The permanent delegate to the NCOP (National Council of Provinces), Mr Dennis Ryder, said 90 days after the outbreak of the pandemic, the nation was united against this unknown threat. Later, he said, the state of disaster was manipulated to remove the rights of South African citizens. He said unilateral decisions were made.

Furthermore, he said: “Worst of all, the President was overridden by a minister and alarming regulations were decreed. As a result, the credibility of the government was lost.”

Mr Ryder alleged that the renewed lockdown regulations affected company taxes and other related taxes. “Now the demand for products is way, way down. Currently, seven million more people are unemployed and this will drastically affect the economy,” he said.

According to Ms Maurencia Gillion, who is also a permanent delegate to the NCOP, said saving lives and livelihood is critical to ensure that there is a balance between the capacitation of the health sector to ensure that the spread of the pandemic does not bring a halt to economic activity. She commended the government for its interventions to mitigate the pandemic’s effect on the people.     

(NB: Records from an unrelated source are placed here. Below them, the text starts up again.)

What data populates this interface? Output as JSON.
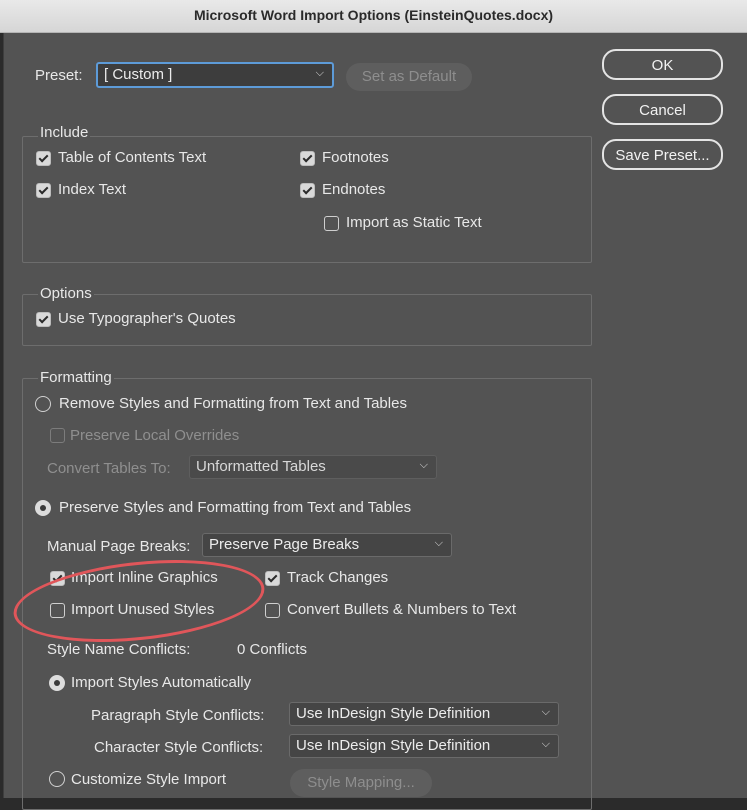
{
  "window": {
    "title": "Microsoft Word Import Options (EinsteinQuotes.docx)"
  },
  "buttons": {
    "ok": "OK",
    "cancel": "Cancel",
    "save_preset": "Save Preset...",
    "set_as_default": "Set as Default"
  },
  "preset": {
    "label": "Preset:",
    "value": "[ Custom ]"
  },
  "include": {
    "title": "Include",
    "items": [
      {
        "label": "Table of Contents Text",
        "checked": true
      },
      {
        "label": "Footnotes",
        "checked": true
      },
      {
        "label": "Index Text",
        "checked": true
      },
      {
        "label": "Endnotes",
        "checked": true
      },
      {
        "label": "Import as Static Text",
        "checked": false
      }
    ]
  },
  "options": {
    "title": "Options",
    "use_typographers_quotes": {
      "label": "Use Typographer's Quotes",
      "checked": true
    }
  },
  "formatting": {
    "title": "Formatting",
    "remove_styles": {
      "label": "Remove Styles and Formatting from Text and Tables",
      "selected": false
    },
    "preserve_local_overrides": {
      "label": "Preserve Local Overrides",
      "checked": false
    },
    "convert_tables": {
      "label": "Convert Tables To:",
      "value": "Unformatted Tables"
    },
    "preserve_styles": {
      "label": "Preserve Styles and Formatting from Text and Tables",
      "selected": true
    },
    "manual_page_breaks": {
      "label": "Manual Page Breaks:",
      "value": "Preserve Page Breaks"
    },
    "import_inline_graphics": {
      "label": "Import Inline Graphics",
      "checked": true
    },
    "track_changes": {
      "label": "Track Changes",
      "checked": true
    },
    "import_unused_styles": {
      "label": "Import Unused Styles",
      "checked": false
    },
    "convert_bullets": {
      "label": "Convert Bullets & Numbers to Text",
      "checked": false
    },
    "style_name_conflicts": {
      "label": "Style Name Conflicts:",
      "value": "0 Conflicts"
    },
    "import_styles_automatically": {
      "label": "Import Styles Automatically",
      "selected": true
    },
    "paragraph_style_conflicts": {
      "label": "Paragraph Style Conflicts:",
      "value": "Use InDesign Style Definition"
    },
    "character_style_conflicts": {
      "label": "Character Style Conflicts:",
      "value": "Use InDesign Style Definition"
    },
    "customize_style_import": {
      "label": "Customize Style Import",
      "selected": false
    },
    "style_mapping_button": "Style Mapping..."
  },
  "icons": {
    "chevron": "chevron-down-icon"
  },
  "colors": {
    "annotation_circle": "#e0565a",
    "focus_ring": "#5d9bd8",
    "dialog_bg": "#535353"
  }
}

Ms S’lindile Luthuli alleged during the debate that the government failed to respond to the communities of Mtubatuba in KwaZulu-Natal, Khayelitsha and Matatiele – and it prioritised economic gains before people’s lives. “This follows the opening of restaurants and movie theatres, and just now the government will allow people to go to music concerts and to church in big numbers, and it will also open up contact sport.”

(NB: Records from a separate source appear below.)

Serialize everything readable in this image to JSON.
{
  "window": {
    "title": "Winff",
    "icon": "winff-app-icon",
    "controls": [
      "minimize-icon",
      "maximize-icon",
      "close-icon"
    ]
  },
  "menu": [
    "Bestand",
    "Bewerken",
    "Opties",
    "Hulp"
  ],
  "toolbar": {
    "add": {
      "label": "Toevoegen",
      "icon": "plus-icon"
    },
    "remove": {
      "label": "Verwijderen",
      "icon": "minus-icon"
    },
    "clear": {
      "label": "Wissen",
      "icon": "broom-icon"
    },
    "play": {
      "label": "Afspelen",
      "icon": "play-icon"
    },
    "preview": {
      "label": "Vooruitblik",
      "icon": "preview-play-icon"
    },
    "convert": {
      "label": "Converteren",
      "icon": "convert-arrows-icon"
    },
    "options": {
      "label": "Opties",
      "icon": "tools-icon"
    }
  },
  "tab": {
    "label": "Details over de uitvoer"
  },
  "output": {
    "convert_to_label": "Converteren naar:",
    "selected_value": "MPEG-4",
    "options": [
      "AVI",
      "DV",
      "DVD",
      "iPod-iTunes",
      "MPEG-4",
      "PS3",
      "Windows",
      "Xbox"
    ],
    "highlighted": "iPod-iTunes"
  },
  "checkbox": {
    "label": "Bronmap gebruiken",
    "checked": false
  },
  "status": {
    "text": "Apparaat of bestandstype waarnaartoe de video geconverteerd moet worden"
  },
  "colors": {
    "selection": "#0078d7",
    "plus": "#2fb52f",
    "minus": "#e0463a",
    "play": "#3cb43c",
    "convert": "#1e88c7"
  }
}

She said what is even worse here in the Western Cape is that the Western Cape government has advocated for the opening of the economy way too early so that the poor could serve them in their homes, restaurants, and bars, while they (the poor) are dying of the pandemic.

“Why do we allow the sale of alcohol when we are at the peak of the pandemic? The government must not speak as though the situation is under control when it’s not. People are on their own, the situation of their health is in their own hands,” she said. 

Mr Stephanus du Toit said the government failed to provide healthcare for people suffering from TB and HIV, and it has done so again to those infected with coronavirus. And when the governing party realised that it was losing political ground, it used the pandemic for political gains.

“Since the lockdown, radical economic transformation is regarded as a new norm, not an ideology. The governing party realised it was losing political ground due to fraud and corruption amounting to billions of rands, and used the pandemic to gain political mileage that further decided South Africans along racial lines,” he said.

Closing the debate, the Chief Whip, Mr Mohai, said the government will listen to people’s interests against available evidence. He said: “We will not glorify interest groups which come here to pretend as if they are speaking for our people, when they know that they derive their mandate from organised interest groups.”

Furthermore, he said: “We need a uniquely African response to educate people more about what to do and expect during funeral practices, schooling and caring for the elderly in our ongoing fight against the pandemic.”